Я повернул голову. В двух шагах от меня, навалившись на стену мазанки, расставив колени, сидел Журавлев в своей красно-черной ковбойке
— Ты брешешь, аксакал, — повторил Журавлев, — потому что хитришь. Ты не досказал сказку.
Старик отставил пиалушку и рассеянно смотрел в степь поверх наших голов. На Журавлева он даже не взглянул.
— Верь мне, бала, старость мудра… Ай-ба-яй! — вдруг завопил старик, вскочил, опрокинув пиалушку на замызганный коврик, и зашаркал к колодцу.

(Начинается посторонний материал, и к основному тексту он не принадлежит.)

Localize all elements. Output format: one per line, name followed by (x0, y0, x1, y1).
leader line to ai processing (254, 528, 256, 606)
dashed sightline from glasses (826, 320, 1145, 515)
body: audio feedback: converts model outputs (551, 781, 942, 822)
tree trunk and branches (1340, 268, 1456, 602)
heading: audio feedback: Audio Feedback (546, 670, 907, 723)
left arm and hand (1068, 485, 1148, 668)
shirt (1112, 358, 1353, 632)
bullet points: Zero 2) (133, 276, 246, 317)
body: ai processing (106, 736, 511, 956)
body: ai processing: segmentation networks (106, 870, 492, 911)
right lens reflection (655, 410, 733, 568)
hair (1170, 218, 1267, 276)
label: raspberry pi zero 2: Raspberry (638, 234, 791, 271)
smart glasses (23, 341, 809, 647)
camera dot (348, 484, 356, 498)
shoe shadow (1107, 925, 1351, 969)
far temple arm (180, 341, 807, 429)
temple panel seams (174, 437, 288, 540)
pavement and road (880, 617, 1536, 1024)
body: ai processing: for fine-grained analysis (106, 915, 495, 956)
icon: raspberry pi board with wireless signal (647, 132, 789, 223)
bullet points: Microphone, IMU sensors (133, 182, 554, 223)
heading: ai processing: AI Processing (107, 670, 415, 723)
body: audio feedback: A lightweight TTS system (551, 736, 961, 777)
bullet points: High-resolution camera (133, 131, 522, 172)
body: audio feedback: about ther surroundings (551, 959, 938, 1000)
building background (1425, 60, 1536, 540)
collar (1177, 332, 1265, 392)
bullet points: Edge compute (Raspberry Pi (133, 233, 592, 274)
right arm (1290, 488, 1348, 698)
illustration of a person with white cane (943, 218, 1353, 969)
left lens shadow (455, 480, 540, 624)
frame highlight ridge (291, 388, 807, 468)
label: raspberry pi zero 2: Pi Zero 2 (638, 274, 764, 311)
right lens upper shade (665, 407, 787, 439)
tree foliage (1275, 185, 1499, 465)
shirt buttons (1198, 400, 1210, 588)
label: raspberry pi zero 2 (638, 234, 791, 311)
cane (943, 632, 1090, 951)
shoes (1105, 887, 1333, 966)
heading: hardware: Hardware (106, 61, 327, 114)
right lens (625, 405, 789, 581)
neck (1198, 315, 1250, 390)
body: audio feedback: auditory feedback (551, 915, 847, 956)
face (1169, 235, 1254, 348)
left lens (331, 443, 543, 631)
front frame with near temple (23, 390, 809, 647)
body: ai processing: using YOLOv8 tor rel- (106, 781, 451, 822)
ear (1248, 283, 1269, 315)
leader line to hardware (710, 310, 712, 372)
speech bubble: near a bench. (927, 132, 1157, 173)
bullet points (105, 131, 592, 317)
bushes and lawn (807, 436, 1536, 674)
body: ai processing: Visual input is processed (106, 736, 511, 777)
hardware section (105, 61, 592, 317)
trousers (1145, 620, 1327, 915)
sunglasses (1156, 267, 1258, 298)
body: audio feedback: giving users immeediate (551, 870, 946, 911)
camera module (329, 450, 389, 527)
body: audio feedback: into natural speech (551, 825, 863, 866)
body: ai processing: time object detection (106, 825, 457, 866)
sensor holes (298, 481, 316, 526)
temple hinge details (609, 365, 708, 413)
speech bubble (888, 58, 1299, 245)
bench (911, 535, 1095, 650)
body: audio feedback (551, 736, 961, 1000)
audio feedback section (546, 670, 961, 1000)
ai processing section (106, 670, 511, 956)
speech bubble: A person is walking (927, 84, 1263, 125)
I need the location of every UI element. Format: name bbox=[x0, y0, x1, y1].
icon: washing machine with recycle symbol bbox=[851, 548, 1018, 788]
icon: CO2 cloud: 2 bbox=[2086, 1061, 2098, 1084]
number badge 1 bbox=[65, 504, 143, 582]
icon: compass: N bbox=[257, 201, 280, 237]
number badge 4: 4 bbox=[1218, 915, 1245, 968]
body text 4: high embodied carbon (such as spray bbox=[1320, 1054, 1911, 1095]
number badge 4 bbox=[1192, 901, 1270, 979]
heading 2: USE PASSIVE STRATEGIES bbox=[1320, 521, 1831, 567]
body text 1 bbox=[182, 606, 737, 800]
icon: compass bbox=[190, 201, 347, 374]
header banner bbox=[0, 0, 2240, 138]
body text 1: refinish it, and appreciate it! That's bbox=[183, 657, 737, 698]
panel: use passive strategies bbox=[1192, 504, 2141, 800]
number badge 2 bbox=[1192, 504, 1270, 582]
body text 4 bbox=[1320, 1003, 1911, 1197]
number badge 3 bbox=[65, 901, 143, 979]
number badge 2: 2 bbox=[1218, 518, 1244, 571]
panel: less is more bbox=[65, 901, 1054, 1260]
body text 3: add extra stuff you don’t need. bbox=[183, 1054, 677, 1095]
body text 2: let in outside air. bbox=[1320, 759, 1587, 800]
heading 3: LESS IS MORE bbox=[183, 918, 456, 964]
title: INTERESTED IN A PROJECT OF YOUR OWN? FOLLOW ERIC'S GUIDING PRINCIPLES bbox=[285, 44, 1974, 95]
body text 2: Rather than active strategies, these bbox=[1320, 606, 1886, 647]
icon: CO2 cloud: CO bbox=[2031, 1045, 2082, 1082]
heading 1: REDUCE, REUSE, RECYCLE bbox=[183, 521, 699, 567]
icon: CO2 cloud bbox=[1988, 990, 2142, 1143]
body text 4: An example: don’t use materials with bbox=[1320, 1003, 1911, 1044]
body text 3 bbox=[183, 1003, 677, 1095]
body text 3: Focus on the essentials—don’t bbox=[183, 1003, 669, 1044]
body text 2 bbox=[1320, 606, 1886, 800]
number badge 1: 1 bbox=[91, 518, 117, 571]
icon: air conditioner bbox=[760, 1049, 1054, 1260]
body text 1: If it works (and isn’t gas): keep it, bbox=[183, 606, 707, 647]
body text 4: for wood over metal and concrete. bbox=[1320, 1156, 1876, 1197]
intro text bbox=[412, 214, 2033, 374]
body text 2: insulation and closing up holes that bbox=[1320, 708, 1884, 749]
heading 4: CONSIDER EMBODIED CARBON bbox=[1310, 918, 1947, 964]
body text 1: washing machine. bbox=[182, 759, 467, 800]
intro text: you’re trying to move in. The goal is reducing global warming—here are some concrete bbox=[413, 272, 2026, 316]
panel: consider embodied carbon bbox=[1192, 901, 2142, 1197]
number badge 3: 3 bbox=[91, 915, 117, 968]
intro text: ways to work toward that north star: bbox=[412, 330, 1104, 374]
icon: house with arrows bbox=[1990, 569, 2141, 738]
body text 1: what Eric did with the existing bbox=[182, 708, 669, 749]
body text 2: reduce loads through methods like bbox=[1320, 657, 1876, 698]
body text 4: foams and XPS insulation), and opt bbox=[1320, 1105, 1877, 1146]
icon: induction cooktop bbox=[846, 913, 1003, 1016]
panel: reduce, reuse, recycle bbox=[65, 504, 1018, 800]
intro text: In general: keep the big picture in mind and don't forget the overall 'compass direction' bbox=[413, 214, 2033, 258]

Братья Шпаковские упустили ведро и теперь суматошно петляли вокруг сруба, хватали друг друга за штаны, будто и в самом деле один из них собирался лезть в колодец. За ними бегал перепуганный шофер и уговаривал братьев плюнуть на утопленное ведро. Старик на своих тоненьких ножках тоже закружил вокруг колодца, тряся бороденкой.
Шофер дядя Вася забегал за стариком со своим мятым ведром и уговаривал взять его взамен утопленного.
Мы предложили старику за ведро полкоролевства и два рубля в придачу. От королевства старик отказался. Яшка, переставший во время переговоров стонать, сказал, что новое цинковое ведро в магазине стоит всего рубль пятьдесят копеек.
— Вы откуда идете? — спросил Журавлев, когда обмен состоялся.
— С кудыкиной горы, — я махнул рукой.
— На Песчанке были? В сентябре, вероятно, там станет работать поисковый отряд.
Я отвернулся. Вспоминать о Песчанке не хотелось.
— Пустые идем, — сказал младший брат.
— Плохо искали! На левых притоках есть выходы пластовых фосфоритов. Скупые выходы — вот в чем дело! А в высыпках фосжелваки, фосгальку встречали?
— Встречали. Точки наблюдения под конец не отмечали, ничего не описывали… Плутали.
— Чего скисли? Пустые идете? Эка беда! У геолога ноги и любопытство — дело не последнее.
— Что толку от наших хождений?.. Какие мы геологи… — насмешливо возразил я Журавлеву.
Подошел шофер дядя Вася Петренко, сказал:
— Можно ехать.
— Скисли, сопляки!.. Жура-жура-журавель, жура, ноги не жалей…
— Слышали… Отец домой собирается? — спросил я.
Журавлев работал главным геологом кос-истекской партии, мой отец — начальником.
— Не скоро, Димка…
— Как дела у вас?
— Неважнецкие. Не лучше ваших. Я сейчас из управления. Очевидно, не дадут довести дело до конца. Фосфоритов-то много, только они разбросаны. Какие отложения по Песчанке?
— Местами нижний альб отличали, морской… — ответил я. — Серые глины, кварцевый песок, щебенка бурого железняка… Минералогию плохо знаю… Нечего, видать, ноги маять без толку.
«Все ищут, — с удивившим меня злорадством думал я. — Ищут, и без толку. Даже смешно! Мне в степи осточертело. Искупаться и спать…»
Меня разбудили толчком в бок. Братья Шпаковские и Журавлев, задирая подбородки в небо, горланили «Жу-ра-жура-журавель…». Этой песне Журавлев научил меня давно. Верно, потому, что он вечно напевал про журу, который не жалеет ног, мы звали его Журой. Он и в самом деле походил на журавля — сутулый и длинноногий.